Deutscher Exportüberschuss auf Rekordhöhe: Und Steinbrück sorgt sich um “Lohnzusatzkosten”

Gestern hat sich Wirtschaft und Gesellschaft noch mit Peer Steinbrücks Aussagen zu “Lohnzusatzkosten” und zur deutschen Wettbewerbsfähigkeit kritisch auseinandergesetzt. Heute ist in der Financial Times Deutschland zu lesen: “Der Überschuss in der Leistungsbilanz wird in diesem Jahr in US-Dollar gerechnet größer ausfallen als in jedem anderen Land der Welt.” In diesem Zusammenhang haben wir auch, anders als Steinbrück, die schwache deutsche Binnenkonjunktur benannt, zu der der Chefökonom der Konferenz der Vereinten Nationen für Handel und Entwicklung, Heiner Flassbeck, erst am Freitag in einem Gespräch mit Wirtschaft und Gesellschaft darauf hinwies:

“Europa muss zunächst zurück auf einen Wachstumspfad. Ganz Europa ist jetzt in der Rezession, Deutschland eingeschlossen. Und in der Rezession kann man weder Staatshaushalte sanieren, noch sonst etwas Vernünftiges erreichen. Deswegen muss Europa zunächst raus aus der Rezession. Und das geht angesichts der Situation, in der wir uns befinden, nur, wenn die Überschussländer ihre Inlandsnachfrage anregen. In Deutschland ist die Inlandsnachfrage immer noch so flach wie ein Brett, da tut sich überhaupt nichts. Auch dies entgegen der Meldungen in den Medien, die doch tatsächlich über einen Konsumrausch in Deutschland schreiben. Daher muss die deutsche Binnennachfrage angeregt werden. Das geht nur, wenn man staatliche Anregungsprogramme auflegt oder dafür sorgt, dass die Löhne steigen. Die deutschen Unternehmen haben einen Gewinnboom ohnegleichen hinter sich und vertragen ohne weiteres höhere Löhne. Die Gewerkschaften aber können sie nicht durchsetzen, weil sie zu schwach sind. Die Löhne steigen zwar jetzt etwas mehr als im Vorjahr, aber das ist immer noch lächerlich. Und das muss über zehn, fünfzehn Jahre durchgehalten werden. Deutschland hat mit seinem „Gürtel enger schnallen“ über zehn, fünfzehn Jahre das Problem produziert, jetzt muss es das Umgekehrte tun. Man muss im Leben immer Ursachentherapie anwenden, wenn man wirklich raus will aus der Misere.”

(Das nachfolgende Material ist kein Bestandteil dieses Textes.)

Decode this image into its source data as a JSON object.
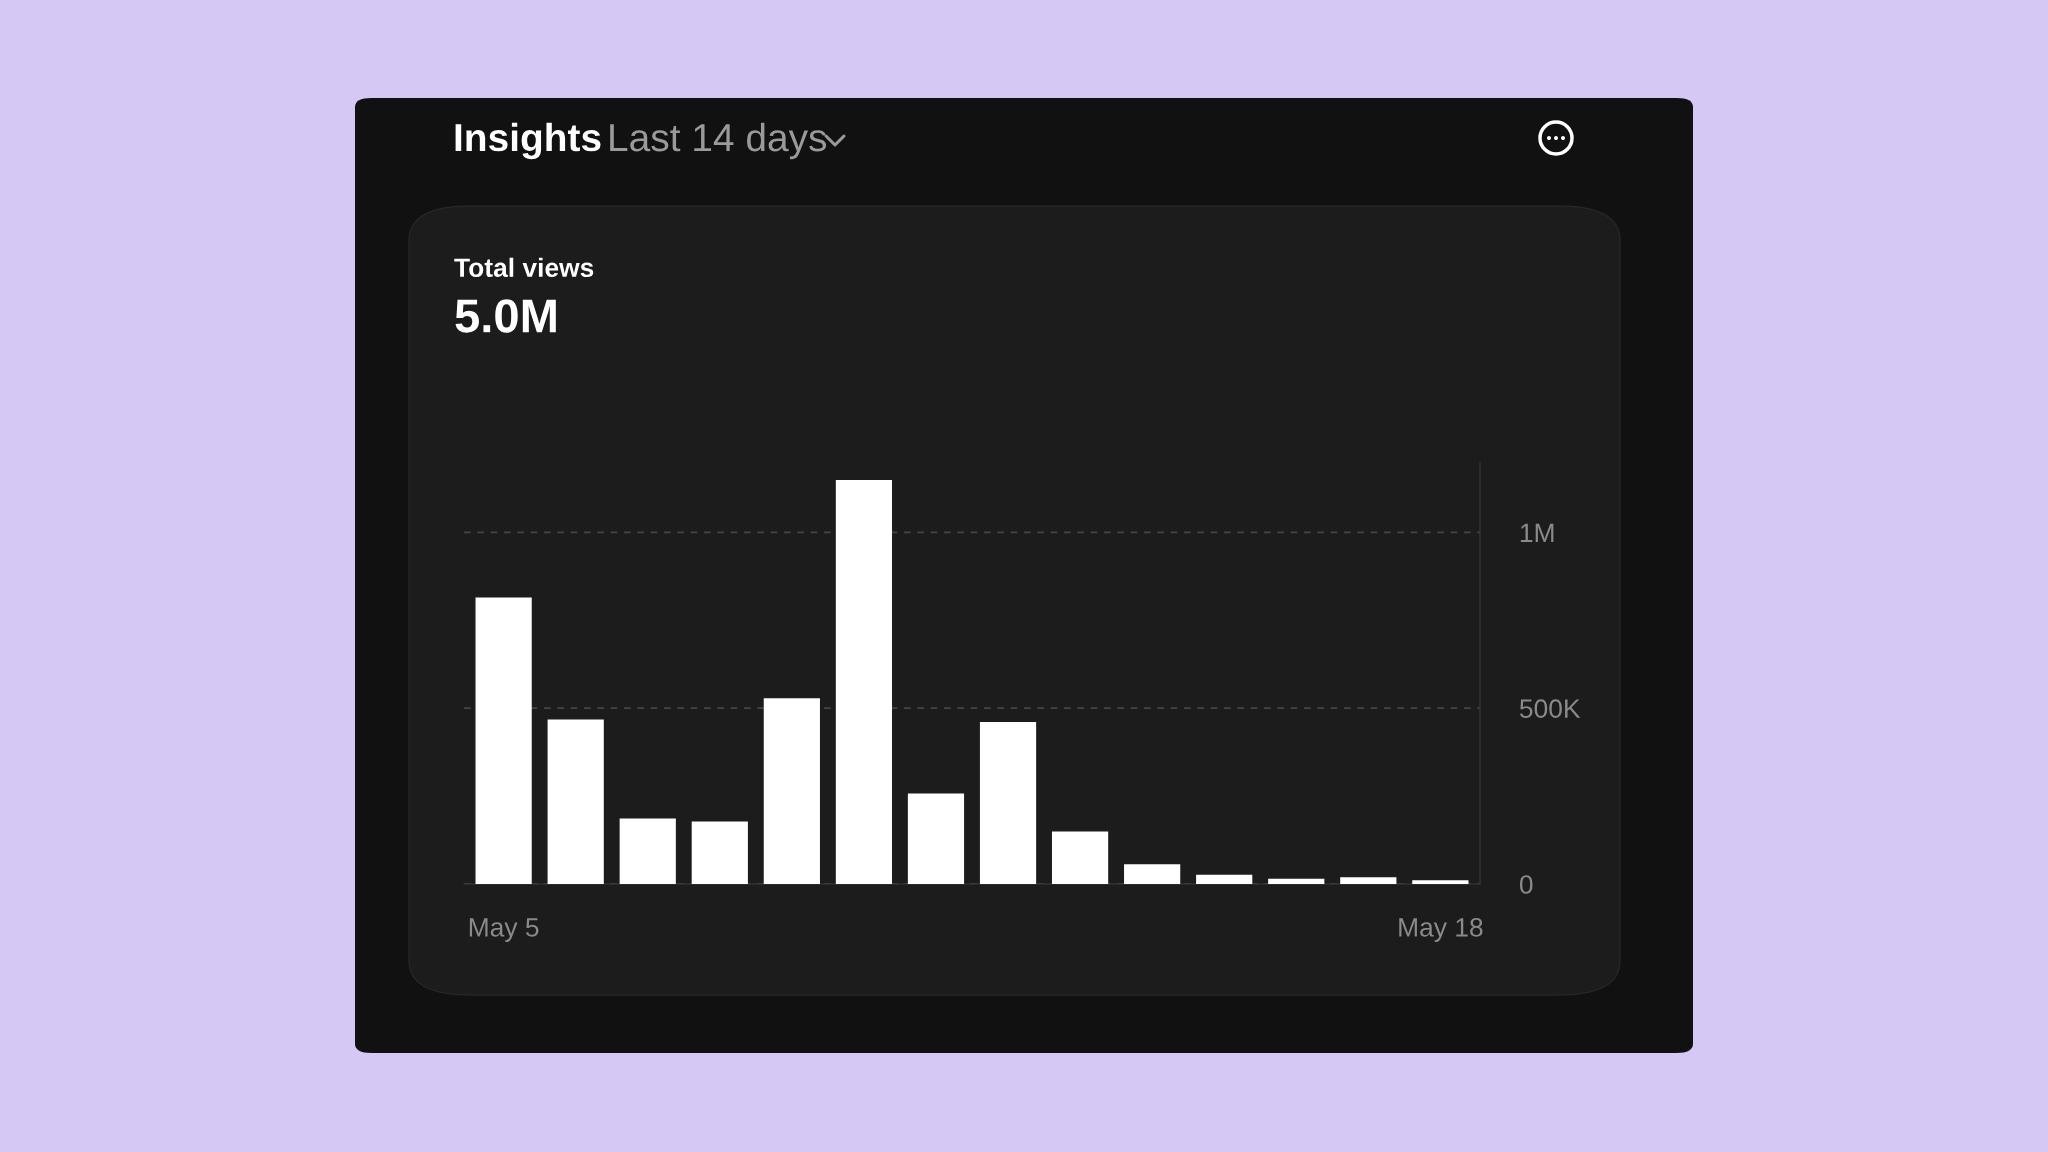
{
  "chart_data": {
    "type": "bar",
    "title": "Insights",
    "subtitle": "Last 14 days",
    "annotations": [
      "Total views",
      "5.0M"
    ],
    "categories": [
      "May 5",
      null,
      null,
      null,
      null,
      null,
      null,
      null,
      null,
      null,
      null,
      null,
      null,
      "May 18"
    ],
    "values": [
      815000,
      468000,
      186000,
      178000,
      528000,
      1149000,
      257000,
      461000,
      149000,
      56000,
      26000,
      15000,
      19000,
      11000
    ],
    "color": "#ffffff",
    "ylim": [
      0,
      1200000
    ],
    "yticks": [
      {
        "value": 0,
        "label": "0"
      },
      {
        "value": 500000,
        "label": "500K"
      },
      {
        "value": 1000000,
        "label": "1M"
      }
    ],
    "grid": "y",
    "line_style": "dashed"
  }
}
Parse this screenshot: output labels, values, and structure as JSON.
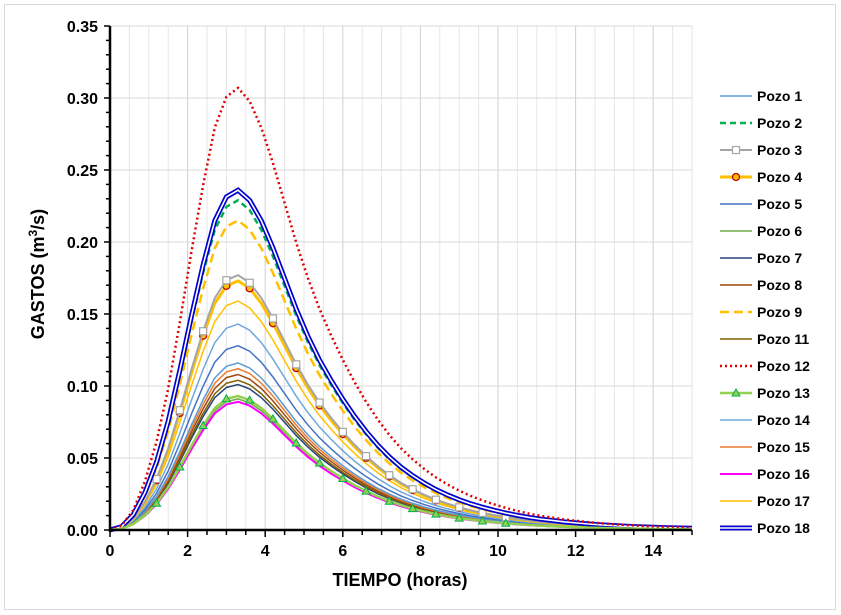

Eine politische Alternative, die diese Zusammenhänge nicht ins Zentrum ihrer Politik rückt, ist keine. Schlimmer noch ist es, wie Steinbrück, darauf zu zielen, mit der Thematisierung der leidigen “Lohnzusatzkosten” die Krise zu verschärfen, oder, wie Gabriel und Steinmeier es tun, das Problem gänzlich ausklammern.